Hudson Transmission can do the underwater work only in the summer and early fall, said Edward M. Stern, president of PowerBridge, the developer’s parent company. If it is delayed beyond 2011, he said, some of the developer’s other agreements, with investors and property owners, are likely to fall apart, he said.
The board of the Power Authority, a state-owned utility that supplies electricity to the New York City Housing Authority and other city agencies, made a commitment to pay more than $165 million for necessary improvements to the power grid.
But that guarantee is scheduled to expire next Monday, and the authority’s trustees have said they will not approve another extension.
“We are at the end of the rope and the project will be gone forever,” Mr. Stern said. “The project needs to move ahead now, and it can’t wait for the political process to finish up at its customary pace.”
City officials said they would not agree to pay more than what they thought was fair just to save the project.
“At the right price and under the right conditions, this would be a good deal,” said Seth W. Pinsky, president of the city’s Economic Development Corporation.
Mr. Pinsky and the other city officials involved in the long-running negotiations describe the project in less than urgent terms. They said it would reduce the chances of power shortages or failures. Still, they said, the city has time to find alternatives if the cable from New Jersey does not work out.
The cable would carry as much as 660 megawatts of power within a few blocks of Times Square. That would cover most of the growth in demand that is projected over the next decade: Con Edison’s latest long-term forecast estimated that the city’s peak demand for electricity will rise by 760 megawatts in 10 years to about 14,000 megawatts.
Con Edison has vouched for the project. In a letter to the state’s Public Service Commission in April, a Con Ed executive said that without the cable, “a future electric system emergency” could force the utility to overload parts of its transmission network and jeopardize the reliability of the overall system.
The project could also benefit homes and businesses in the city with lower costs for electricity, since power imported from the grid in New Jersey is cheaper.
Mr. Kessel said the savings could add up to $2 billion over 20 years. But those projections are based on assumptions of a wide spread between the market prices for electricity in the city and in the states served by the regional grid.
Since the recession set in and reduced demand for power, the gap between those prices has shrunk, making imported electricity less attractive.

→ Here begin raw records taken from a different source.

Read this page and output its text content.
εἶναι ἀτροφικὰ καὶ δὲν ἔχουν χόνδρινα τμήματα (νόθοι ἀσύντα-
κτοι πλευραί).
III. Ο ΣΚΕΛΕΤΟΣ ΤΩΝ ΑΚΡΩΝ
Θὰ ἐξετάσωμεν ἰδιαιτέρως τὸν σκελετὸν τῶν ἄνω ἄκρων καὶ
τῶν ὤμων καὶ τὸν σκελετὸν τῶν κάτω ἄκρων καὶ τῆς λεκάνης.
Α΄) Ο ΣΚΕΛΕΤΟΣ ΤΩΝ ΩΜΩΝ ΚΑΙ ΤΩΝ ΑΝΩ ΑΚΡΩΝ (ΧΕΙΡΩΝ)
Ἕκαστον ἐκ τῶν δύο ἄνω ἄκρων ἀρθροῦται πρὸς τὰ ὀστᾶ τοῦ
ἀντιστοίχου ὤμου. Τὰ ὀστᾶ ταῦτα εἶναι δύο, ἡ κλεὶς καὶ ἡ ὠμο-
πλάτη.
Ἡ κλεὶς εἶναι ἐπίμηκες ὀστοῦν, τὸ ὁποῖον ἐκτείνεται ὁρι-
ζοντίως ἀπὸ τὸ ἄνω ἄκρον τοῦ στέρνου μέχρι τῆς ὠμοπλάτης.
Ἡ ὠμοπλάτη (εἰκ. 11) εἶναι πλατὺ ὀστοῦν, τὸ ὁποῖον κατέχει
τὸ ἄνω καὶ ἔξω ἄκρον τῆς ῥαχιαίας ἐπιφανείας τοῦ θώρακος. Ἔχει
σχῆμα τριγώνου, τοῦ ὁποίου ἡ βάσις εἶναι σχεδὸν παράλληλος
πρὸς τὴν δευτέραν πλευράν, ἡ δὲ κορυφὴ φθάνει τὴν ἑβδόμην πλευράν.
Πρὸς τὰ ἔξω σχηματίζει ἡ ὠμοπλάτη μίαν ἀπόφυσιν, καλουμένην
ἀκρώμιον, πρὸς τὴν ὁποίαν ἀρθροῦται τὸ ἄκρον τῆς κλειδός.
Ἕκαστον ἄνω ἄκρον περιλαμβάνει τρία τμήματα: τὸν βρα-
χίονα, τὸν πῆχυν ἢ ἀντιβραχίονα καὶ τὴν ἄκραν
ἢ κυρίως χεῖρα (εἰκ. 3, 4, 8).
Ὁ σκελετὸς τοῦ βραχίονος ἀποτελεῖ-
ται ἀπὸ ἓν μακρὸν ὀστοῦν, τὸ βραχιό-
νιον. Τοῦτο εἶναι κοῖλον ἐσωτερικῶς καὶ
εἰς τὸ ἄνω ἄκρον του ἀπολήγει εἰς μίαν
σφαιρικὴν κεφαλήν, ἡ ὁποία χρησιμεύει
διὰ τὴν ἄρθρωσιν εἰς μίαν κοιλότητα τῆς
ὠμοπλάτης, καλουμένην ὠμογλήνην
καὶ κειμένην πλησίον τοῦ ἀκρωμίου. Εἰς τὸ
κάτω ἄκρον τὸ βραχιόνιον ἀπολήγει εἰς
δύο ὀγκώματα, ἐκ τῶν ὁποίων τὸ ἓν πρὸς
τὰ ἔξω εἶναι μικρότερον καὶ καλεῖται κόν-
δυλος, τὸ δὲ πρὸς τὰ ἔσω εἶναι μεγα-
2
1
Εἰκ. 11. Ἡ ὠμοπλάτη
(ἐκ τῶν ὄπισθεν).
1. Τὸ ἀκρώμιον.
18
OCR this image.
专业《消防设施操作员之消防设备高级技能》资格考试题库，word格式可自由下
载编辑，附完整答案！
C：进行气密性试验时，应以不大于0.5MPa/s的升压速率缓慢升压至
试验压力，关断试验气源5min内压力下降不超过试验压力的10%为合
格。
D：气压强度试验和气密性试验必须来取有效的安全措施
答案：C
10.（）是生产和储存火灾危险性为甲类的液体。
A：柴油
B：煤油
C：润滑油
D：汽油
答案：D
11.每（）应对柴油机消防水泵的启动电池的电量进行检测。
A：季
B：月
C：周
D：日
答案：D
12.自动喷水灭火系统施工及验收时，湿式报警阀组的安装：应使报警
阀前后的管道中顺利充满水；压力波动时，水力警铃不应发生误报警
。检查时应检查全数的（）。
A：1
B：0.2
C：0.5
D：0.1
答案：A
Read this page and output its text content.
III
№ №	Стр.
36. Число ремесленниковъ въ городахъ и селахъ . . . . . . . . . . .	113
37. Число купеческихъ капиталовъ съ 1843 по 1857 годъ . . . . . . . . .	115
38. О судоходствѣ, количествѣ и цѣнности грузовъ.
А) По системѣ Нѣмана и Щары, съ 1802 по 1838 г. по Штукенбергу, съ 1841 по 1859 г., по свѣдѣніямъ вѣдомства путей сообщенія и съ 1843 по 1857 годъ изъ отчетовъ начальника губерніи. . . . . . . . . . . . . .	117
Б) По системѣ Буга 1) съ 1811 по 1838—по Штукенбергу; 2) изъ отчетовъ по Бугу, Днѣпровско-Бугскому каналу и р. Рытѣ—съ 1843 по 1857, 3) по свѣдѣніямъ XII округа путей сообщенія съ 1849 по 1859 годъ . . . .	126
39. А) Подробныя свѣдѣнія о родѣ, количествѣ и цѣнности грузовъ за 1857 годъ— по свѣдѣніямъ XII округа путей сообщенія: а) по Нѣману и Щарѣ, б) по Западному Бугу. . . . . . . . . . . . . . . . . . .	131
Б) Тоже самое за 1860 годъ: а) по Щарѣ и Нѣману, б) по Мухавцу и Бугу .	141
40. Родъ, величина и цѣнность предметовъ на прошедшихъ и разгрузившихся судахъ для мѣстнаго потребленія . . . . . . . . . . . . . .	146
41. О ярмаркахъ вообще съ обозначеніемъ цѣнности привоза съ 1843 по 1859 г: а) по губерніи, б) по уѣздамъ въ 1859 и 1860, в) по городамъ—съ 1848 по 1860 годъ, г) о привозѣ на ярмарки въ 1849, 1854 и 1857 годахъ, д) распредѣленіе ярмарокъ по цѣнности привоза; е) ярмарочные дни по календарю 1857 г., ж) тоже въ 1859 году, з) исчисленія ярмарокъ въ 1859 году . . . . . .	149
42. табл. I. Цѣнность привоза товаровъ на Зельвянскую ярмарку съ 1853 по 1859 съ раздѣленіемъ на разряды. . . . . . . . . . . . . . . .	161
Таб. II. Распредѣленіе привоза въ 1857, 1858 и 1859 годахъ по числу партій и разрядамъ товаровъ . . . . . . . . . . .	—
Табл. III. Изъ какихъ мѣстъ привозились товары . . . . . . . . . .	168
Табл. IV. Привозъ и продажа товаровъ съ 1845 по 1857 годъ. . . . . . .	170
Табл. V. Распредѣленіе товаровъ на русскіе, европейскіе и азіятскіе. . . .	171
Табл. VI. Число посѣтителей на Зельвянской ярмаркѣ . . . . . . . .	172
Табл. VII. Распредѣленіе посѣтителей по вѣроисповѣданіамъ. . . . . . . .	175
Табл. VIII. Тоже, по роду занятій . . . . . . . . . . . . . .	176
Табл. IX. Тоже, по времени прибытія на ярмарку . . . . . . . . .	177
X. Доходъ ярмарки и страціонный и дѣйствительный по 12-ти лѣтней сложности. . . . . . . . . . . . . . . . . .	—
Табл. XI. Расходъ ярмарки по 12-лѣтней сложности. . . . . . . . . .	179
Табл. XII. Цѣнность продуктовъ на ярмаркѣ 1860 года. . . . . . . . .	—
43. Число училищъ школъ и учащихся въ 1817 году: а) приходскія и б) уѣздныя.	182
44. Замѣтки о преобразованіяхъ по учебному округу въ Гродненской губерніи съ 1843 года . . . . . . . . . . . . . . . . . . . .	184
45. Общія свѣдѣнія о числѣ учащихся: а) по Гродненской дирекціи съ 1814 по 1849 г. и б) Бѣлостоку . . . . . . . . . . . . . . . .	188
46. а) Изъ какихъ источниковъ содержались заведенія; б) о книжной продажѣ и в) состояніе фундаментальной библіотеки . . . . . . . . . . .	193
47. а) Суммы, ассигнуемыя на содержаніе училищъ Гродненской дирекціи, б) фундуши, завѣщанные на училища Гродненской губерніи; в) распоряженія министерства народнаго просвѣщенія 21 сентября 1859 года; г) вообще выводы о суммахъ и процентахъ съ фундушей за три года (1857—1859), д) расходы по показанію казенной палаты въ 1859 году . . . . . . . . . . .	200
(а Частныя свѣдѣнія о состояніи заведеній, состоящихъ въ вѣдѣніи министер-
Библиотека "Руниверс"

The narrowed spread has also changed the tune of city officials.
Just five months ago, the Economic Development Corporation expressed support for the cable project, saying it should lower electricity prices and reduce the city’s reliance on older generators that produce more pollution.
At the time, though, the project was being monitored by Robert C. Lieber, who was the deputy mayor for economic development; he left the job in June.
Since then, Mayor Michael R. Bloomberg recruited Stephen Goldsmith as a deputy mayor. Mr. Goldsmith, who has been looking for ways to cut the city budget, has taken responsibility for the negotiations over the cable project.
“We made a deal to do this project. Then a new guy came in and they want to change the whole thing,” Mr. Kessel said, referring to city officials. “It’s a shame on all of us if we can’t get this project done.”